The truth is, insurance companies – like all companies – need to be profitable in order to survive. They have a responsibility to their shareholders. Those profits are determined by the difference between what they collect in premiums and what they pay out in claims – taking into account sales, marketing, underwriting and administrative costs. Traditional insurance companies cannot sustain the loss ratios inherent in a high-risk market such as the infertility market. They were never meant to.

So it’s really no surprise that, outside of mandated states and a few group plans, traditional medical insurers have decidedly avoided offering infertility coverage. They will continue to do so. And if they are mandated by the Government to assume the high risks, millions of Americans will help bear the cost, as they do today for the uninsured. People who do have infertility insurance, as well as rank-and-file American taxpayers, are already paying for IVF pregnancies and IVF babies for both U.S. citizens and non-citizens who come to the U.S. for IVF procedures.

The infertility community itself needs to shoulder a share of the responsibility for the lack of traditional insurance coverage. By carving out Infertility as a medical specialty, with the high costs that come along with it, they have created a niche that can only be serviced by specialty insurance providers.

Fortunately, there are a variety of alternatives.

A Specialized Market Requires Specialized Solutions

Potential parents need not be left out in the cold if mandates for infertility insurance are not forthcoming.

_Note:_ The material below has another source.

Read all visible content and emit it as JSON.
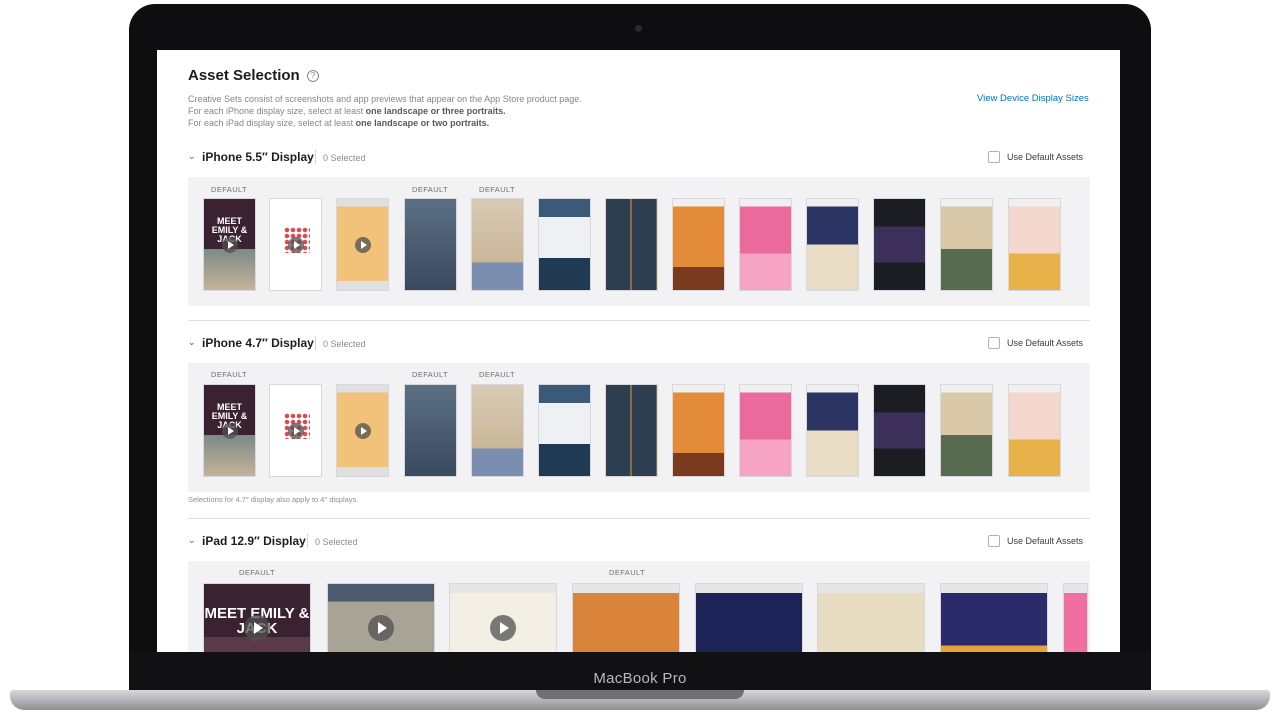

  • Search assisted reproduction insurance in your search engine; there are solutions to help you.
  • Insurers can offer Assisted Reproduction Insurance products as a coverage extension via endorsement to group plans
  • Group policies can continue to provide existing maternity and newborn care coverage by offering a “carve out” option for IVF diagnosis and treatment and high-risk pregnancies and newborn costs
  • Insurers can avoid individual member coverage by referring coverage to a high-risk insurance market
  • Infertility insurance can be offered through a supplemental insurance program filling the gap of traditional insurance coverage

What IS Essential, is a Solution

 Ask a childless couple with the dream of building a family if treatment for infertility is “essential.” Ask a couple with a happy, healthy family if their children are “essential” to their life. Global IVF is fighting tirelessly to create awareness – and action – that will give men and women struggling with infertility the insurance coverage that will make their dream an affordable reality. The final reality may be that traditional insurance coverage – and even the promises of the Affordable Care Act – may not offer an answer.

But the good news is that there are viable solutions already in place in the marketplace, ready to provide hope and happiness. And that is essential.